File:fig cortical cons ff fb lat.png

In a desperate attempt to make myself look cool and connected, on my lab webpage I wrote that my research
...focuses on the application of fMRI and computational modeling in order to further understand prediction and evaluation mechanisms in the medial prefrontal cortex and associated cortical and subcortical areas...
Lies. By God, lies. I know as much about computational modeling as I do about how Band-Aids work or what is up an elephant's trunk. I had hoped that I would grow into the description I wrote for myself; but alas, as with my pathetic attempts to wake up every morning before ten o'clock, or my resolution to eat vegetables at least once a week, this also has proved too ambitious a goal; and slowly, steadily, I find myself engulfed in a blackened pit of despair.

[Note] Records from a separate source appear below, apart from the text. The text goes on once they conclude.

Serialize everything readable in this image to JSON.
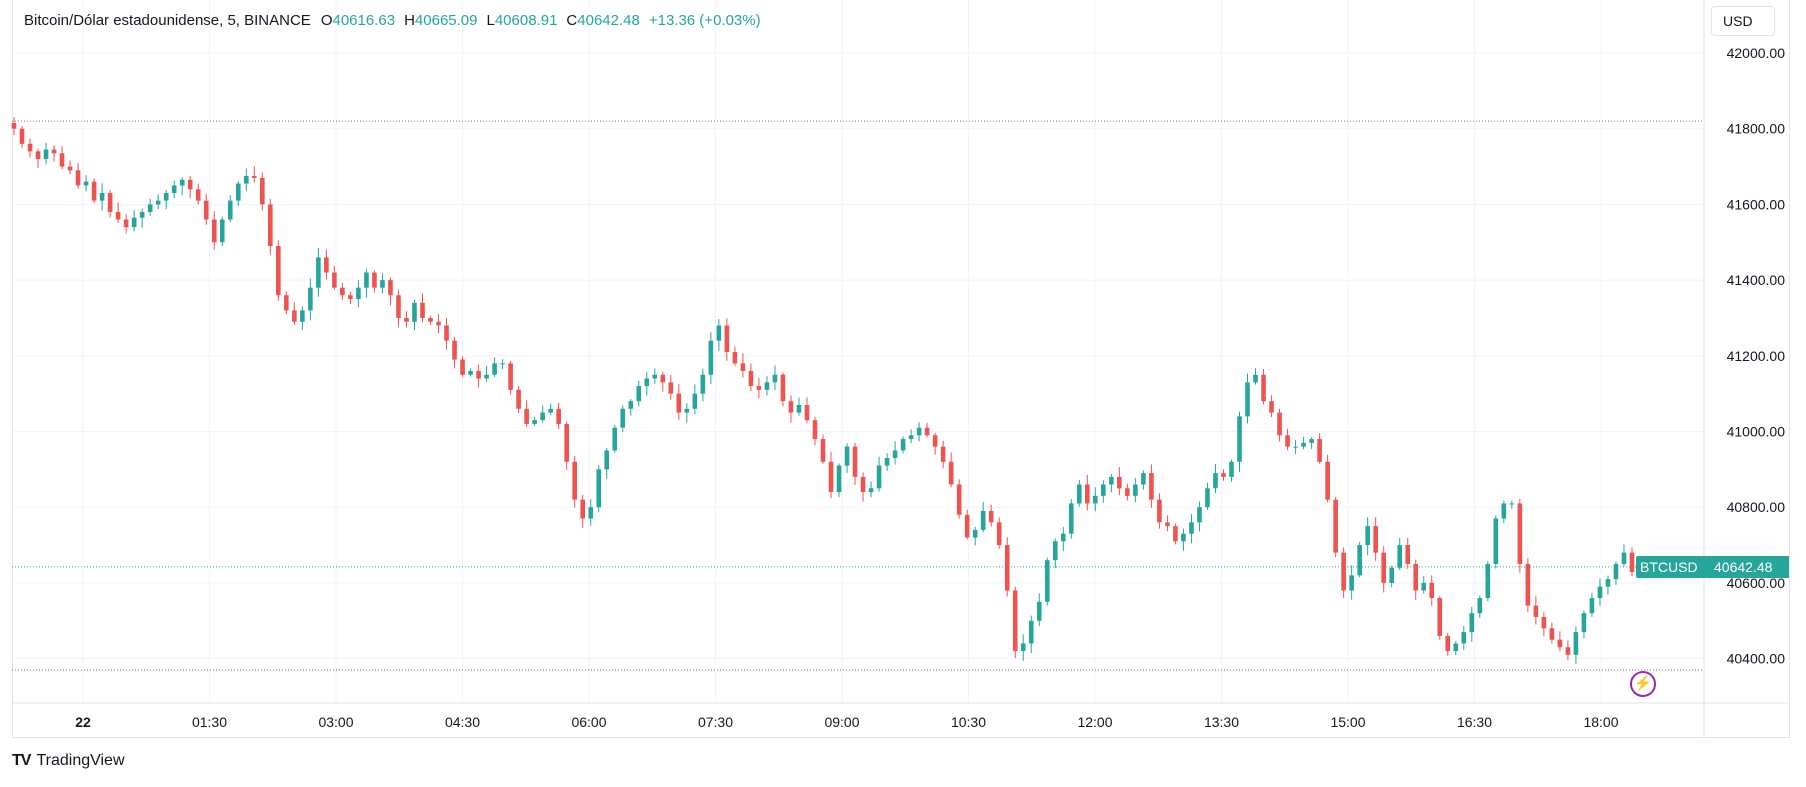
{
  "legend": {
    "title": "Bitcoin/Dólar estadounidense, 5, BINANCE",
    "o_key": "O",
    "o_val": "40616.63",
    "h_key": "H",
    "h_val": "40665.09",
    "l_key": "L",
    "l_val": "40608.91",
    "c_key": "C",
    "c_val": "40642.48",
    "change": "+13.36 (+0.03%)"
  },
  "currency_button": "USD",
  "symbol_tag": "BTCUSD",
  "last_price_tag": "40642.48",
  "brand": {
    "logo": "TV",
    "name": "TradingView"
  },
  "icons": {
    "bolt": "lightning-bolt-icon"
  },
  "colors": {
    "up": "#26a69a",
    "down": "#ef5350",
    "grid": "#f0f3fa",
    "text": "#131722",
    "accent": "#9c27b0"
  },
  "chart_data": {
    "type": "candlestick",
    "symbol": "BTCUSD",
    "interval": "5",
    "exchange": "BINANCE",
    "y_ticks": [
      "40400.00",
      "40600.00",
      "40800.00",
      "41000.00",
      "41200.00",
      "41400.00",
      "41600.00",
      "41800.00",
      "42000.00"
    ],
    "x_ticks": [
      "22",
      "01:30",
      "03:00",
      "04:30",
      "06:00",
      "07:30",
      "09:00",
      "10:30",
      "12:00",
      "13:30",
      "15:00",
      "16:30",
      "18:00"
    ],
    "ylim": [
      40300,
      42100
    ],
    "session_high": 41820,
    "session_low": 40370,
    "last_price": 40642.48,
    "closes": [
      41800,
      41760,
      41740,
      41720,
      41745,
      41735,
      41700,
      41690,
      41650,
      41660,
      41610,
      41630,
      41580,
      41560,
      41540,
      41565,
      41580,
      41600,
      41610,
      41630,
      41650,
      41665,
      41640,
      41610,
      41560,
      41500,
      41560,
      41610,
      41655,
      41675,
      41670,
      41600,
      41490,
      41360,
      41320,
      41290,
      41320,
      41380,
      41460,
      41420,
      41380,
      41360,
      41350,
      41380,
      41420,
      41380,
      41400,
      41360,
      41300,
      41290,
      41340,
      41300,
      41290,
      41280,
      41240,
      41190,
      41150,
      41160,
      41140,
      41150,
      41180,
      41180,
      41110,
      41060,
      41020,
      41030,
      41050,
      41060,
      41020,
      40920,
      40820,
      40770,
      40800,
      40900,
      40950,
      41010,
      41060,
      41080,
      41120,
      41140,
      41150,
      41130,
      41100,
      41050,
      41060,
      41100,
      41150,
      41240,
      41280,
      41210,
      41180,
      41160,
      41120,
      41110,
      41130,
      41150,
      41080,
      41050,
      41070,
      41030,
      40980,
      40920,
      40840,
      40910,
      40960,
      40880,
      40840,
      40850,
      40910,
      40930,
      40950,
      40980,
      40990,
      41010,
      40990,
      40960,
      40920,
      40860,
      40780,
      40720,
      40740,
      40790,
      40760,
      40700,
      40580,
      40420,
      40440,
      40500,
      40550,
      40660,
      40710,
      40730,
      40810,
      40860,
      40810,
      40830,
      40860,
      40880,
      40850,
      40830,
      40860,
      40890,
      40820,
      40760,
      40750,
      40710,
      40730,
      40760,
      40800,
      40850,
      40890,
      40880,
      40920,
      41040,
      41130,
      41150,
      41080,
      41050,
      40990,
      40960,
      40960,
      40970,
      40980,
      40920,
      40820,
      40680,
      40580,
      40620,
      40700,
      40750,
      40680,
      40600,
      40640,
      40700,
      40650,
      40580,
      40600,
      40560,
      40460,
      40420,
      40440,
      40470,
      40520,
      40560,
      40650,
      40770,
      40810,
      40810,
      40650,
      40540,
      40510,
      40480,
      40450,
      40430,
      40410,
      40470,
      40520,
      40560,
      40590,
      40610,
      40650,
      40680,
      40629,
      40642
    ]
  }
}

Computational modeling - mystery of mysteries. In my academic youth I observed how cognitive neuroscientists outlined computational models of how certain parts of the brain work; I took notice that their work was received with plaudits and the feverish adoration of my fellow nerds; I then burned with jealousy upon seeing these modelers at conferences, mobs of slack-jawed science junkies surrounding their posters, trains of odalisques in their wake as they made their way back to their hotel chambers at the local Motel 6 and then proceeded to sink into the ocean of their own lust. For me, learning the secrets of this dark art meant unlocking the mysteries of the universe; I was convinced it would expand my consciousness a thousandfold.

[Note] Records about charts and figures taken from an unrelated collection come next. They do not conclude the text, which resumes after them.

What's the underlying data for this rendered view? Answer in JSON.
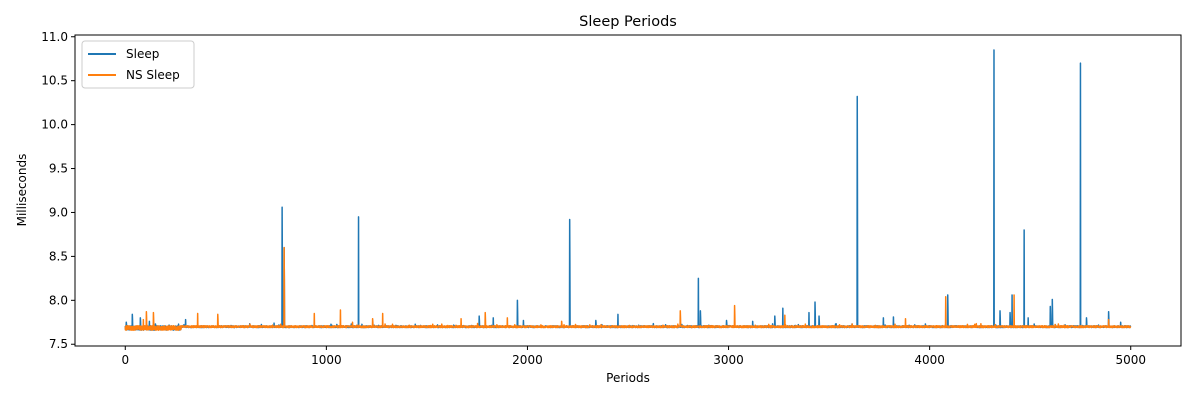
{
  "chart_data": {
    "type": "line",
    "title": "Sleep Periods",
    "xlabel": "Periods",
    "ylabel": "Milliseconds",
    "xlim": [
      -250,
      5250
    ],
    "ylim": [
      7.48,
      11.02
    ],
    "xticks": [
      0,
      1000,
      2000,
      3000,
      4000,
      5000
    ],
    "xtick_labels": [
      "0",
      "1000",
      "2000",
      "3000",
      "4000",
      "5000"
    ],
    "yticks": [
      7.5,
      8.0,
      8.5,
      9.0,
      9.5,
      10.0,
      10.5,
      11.0
    ],
    "ytick_labels": [
      "7.5",
      "8.0",
      "8.5",
      "9.0",
      "9.5",
      "10.0",
      "10.5",
      "11.0"
    ],
    "grid": false,
    "legend_position": "top-left",
    "series": [
      {
        "name": "Sleep",
        "color": "#1f77b4",
        "n_points": 5000,
        "baseline": 7.7,
        "spikes": [
          [
            5,
            7.75
          ],
          [
            35,
            7.84
          ],
          [
            75,
            7.8
          ],
          [
            120,
            7.76
          ],
          [
            150,
            7.73
          ],
          [
            180,
            7.68
          ],
          [
            300,
            7.78
          ],
          [
            740,
            7.74
          ],
          [
            780,
            9.06
          ],
          [
            790,
            8.6
          ],
          [
            1160,
            8.95
          ],
          [
            1760,
            7.82
          ],
          [
            1830,
            7.8
          ],
          [
            1950,
            8.0
          ],
          [
            1980,
            7.77
          ],
          [
            2210,
            8.92
          ],
          [
            2340,
            7.77
          ],
          [
            2450,
            7.84
          ],
          [
            2850,
            8.25
          ],
          [
            2860,
            7.88
          ],
          [
            2990,
            7.77
          ],
          [
            3120,
            7.76
          ],
          [
            3230,
            7.82
          ],
          [
            3270,
            7.91
          ],
          [
            3400,
            7.86
          ],
          [
            3430,
            7.98
          ],
          [
            3450,
            7.82
          ],
          [
            3640,
            10.32
          ],
          [
            3770,
            7.8
          ],
          [
            3820,
            7.81
          ],
          [
            4090,
            8.06
          ],
          [
            4320,
            10.85
          ],
          [
            4350,
            7.88
          ],
          [
            4400,
            7.86
          ],
          [
            4410,
            8.06
          ],
          [
            4470,
            8.8
          ],
          [
            4490,
            7.8
          ],
          [
            4600,
            7.93
          ],
          [
            4610,
            8.01
          ],
          [
            4750,
            10.7
          ],
          [
            4780,
            7.8
          ],
          [
            4890,
            7.87
          ],
          [
            4950,
            7.75
          ]
        ]
      },
      {
        "name": "NS Sleep",
        "color": "#ff7f0e",
        "n_points": 5000,
        "baseline": 7.7,
        "spikes": [
          [
            90,
            7.78
          ],
          [
            105,
            7.87
          ],
          [
            140,
            7.86
          ],
          [
            360,
            7.85
          ],
          [
            460,
            7.84
          ],
          [
            790,
            8.6
          ],
          [
            940,
            7.85
          ],
          [
            1070,
            7.89
          ],
          [
            1130,
            7.75
          ],
          [
            1230,
            7.79
          ],
          [
            1280,
            7.85
          ],
          [
            1670,
            7.79
          ],
          [
            1790,
            7.86
          ],
          [
            1900,
            7.8
          ],
          [
            2170,
            7.76
          ],
          [
            2760,
            7.88
          ],
          [
            3030,
            7.94
          ],
          [
            3280,
            7.83
          ],
          [
            3880,
            7.79
          ],
          [
            4080,
            8.04
          ],
          [
            4420,
            8.06
          ],
          [
            4640,
            7.73
          ],
          [
            4890,
            7.78
          ]
        ]
      }
    ]
  }
}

I work with a computational modeler in my lab - he is the paragon of happiness. He goes about his work with zest and vigor, modeling anything and everything with confidence; not for a moment does self-doubt cast its shadow upon his soul. He is the envy of the entire psychology department; he has a spring in his step and a knowing wink in his eye; the very mention of his name is enough to make the ladies' heads turn. He has it all, because he knows the secrets, the joys, the unbounded ecstasies of computational modeling.

Desiring to have this knowledge for myself, I enrolled in a class about computational modeling. I hoped to gain some insight; some clarity. So far I have only found myself entangled in a confused mess. I hold onto the hope that through perseverance something will eventually stick.

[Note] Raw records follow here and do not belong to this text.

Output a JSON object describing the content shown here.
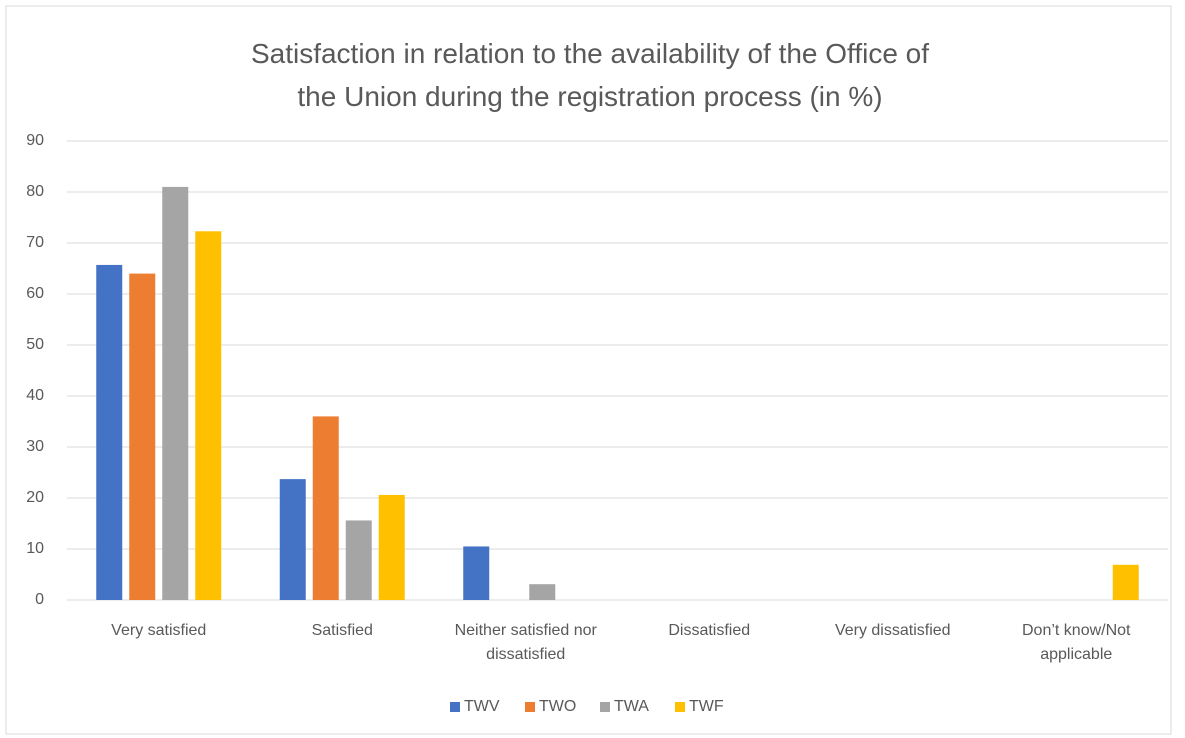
{
  "chart_data": {
    "type": "bar",
    "title": "Satisfaction in relation to the availability of the Office of the Union during the registration process (in %)",
    "categories": [
      "Very satisfied",
      "Satisfied",
      "Neither satisfied nor dissatisfied",
      "Dissatisfied",
      "Very dissatisfied",
      "Don’t know/Not applicable"
    ],
    "series": [
      {
        "name": "TWV",
        "color": "#4472c4",
        "values": [
          65.7,
          23.7,
          10.5,
          0,
          0,
          0
        ]
      },
      {
        "name": "TWO",
        "color": "#ed7d31",
        "values": [
          64,
          36,
          0,
          0,
          0,
          0
        ]
      },
      {
        "name": "TWA",
        "color": "#a5a5a5",
        "values": [
          81,
          15.6,
          3.1,
          0,
          0,
          0
        ]
      },
      {
        "name": "TWF",
        "color": "#ffc000",
        "values": [
          72.3,
          20.6,
          0,
          0,
          0,
          6.9
        ]
      }
    ],
    "ylim": [
      0,
      90
    ],
    "yticks": [
      0,
      10,
      20,
      30,
      40,
      50,
      60,
      70,
      80,
      90
    ],
    "grid": true,
    "legend": "bottom"
  }
}
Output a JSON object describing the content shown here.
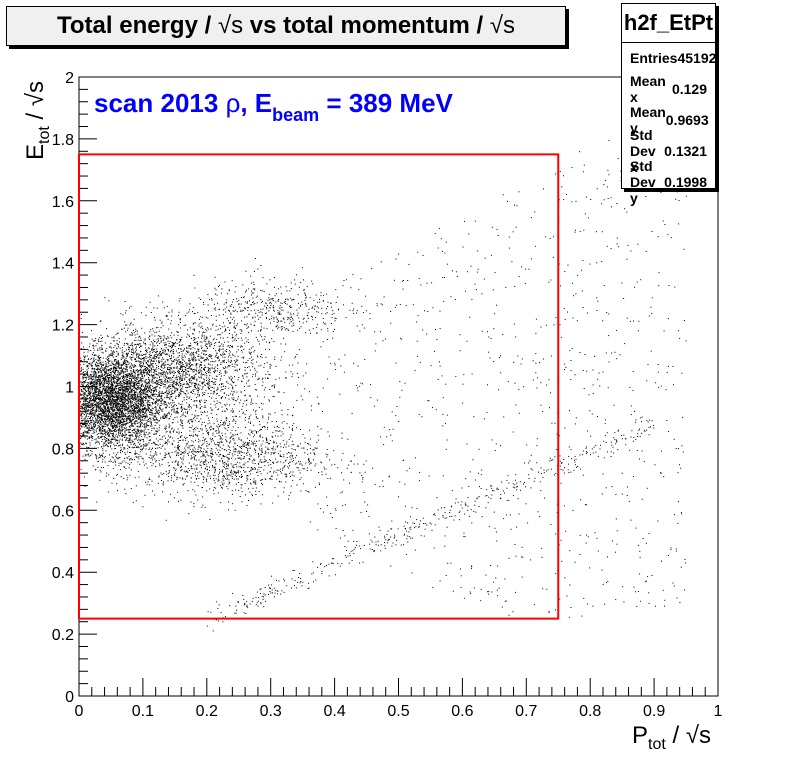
{
  "title": {
    "prefix": "Total energy /",
    "sqrt1": "√s",
    "middle": "vs total momentum /",
    "sqrt2": "√s"
  },
  "stats": {
    "name": "h2f_EtPt",
    "rows": [
      {
        "label": "Entries",
        "value": "45192"
      },
      {
        "label": "Mean x",
        "value": "0.129"
      },
      {
        "label": "Mean y",
        "value": "0.9693"
      },
      {
        "label": "Std Dev x",
        "value": "0.1321"
      },
      {
        "label": "Std Dev y",
        "value": "0.1998"
      }
    ]
  },
  "annotation": {
    "text": "scan 2013",
    "rho": "ρ",
    "E": ", E",
    "sub": "beam",
    "value": " = 389 MeV",
    "color": "#0000ff"
  },
  "axis_labels": {
    "x_main": "P",
    "x_sub": "tot",
    "x_tail": " / √s",
    "y_main": "E",
    "y_sub": "tot",
    "y_tail": " / √s"
  },
  "chart_data": {
    "type": "scatter",
    "xlim": [
      0,
      1
    ],
    "ylim": [
      0,
      2
    ],
    "x_ticks": [
      "0",
      "0.1",
      "0.2",
      "0.3",
      "0.4",
      "0.5",
      "0.6",
      "0.7",
      "0.8",
      "0.9",
      "1"
    ],
    "y_ticks": [
      "0",
      "0.2",
      "0.4",
      "0.6",
      "0.8",
      "1",
      "1.2",
      "1.4",
      "1.6",
      "1.8",
      "2"
    ],
    "grid": false,
    "selection_box": {
      "x": [
        0,
        0.75
      ],
      "y": [
        0.25,
        1.75
      ],
      "color": "#ff0000"
    },
    "dense_regions": [
      {
        "x": 0.05,
        "y": 0.95,
        "sx": 0.04,
        "sy": 0.08
      },
      {
        "x": 0.15,
        "y": 1.05,
        "sx": 0.07,
        "sy": 0.08
      },
      {
        "x": 0.22,
        "y": 0.78,
        "sx": 0.08,
        "sy": 0.07
      },
      {
        "x": 0.3,
        "y": 1.25,
        "sx": 0.06,
        "sy": 0.05
      }
    ]
  }
}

However, the class has provided useful resources to get the beginner started. A working knowledge of the electrochemical properties of neurons is essential, as is modeling their effects through software such as Matlab. The Book of Genesis is a good place to get started with sample code and to catch up on the modeling argot; likewise, the CCN wiki over at Colorado is a well-written introduction to the concepts of modeling and how it applies to different cognitive domains.

I hope that you get more out of them than I have so far; I will post more about my journey as the semester goes on.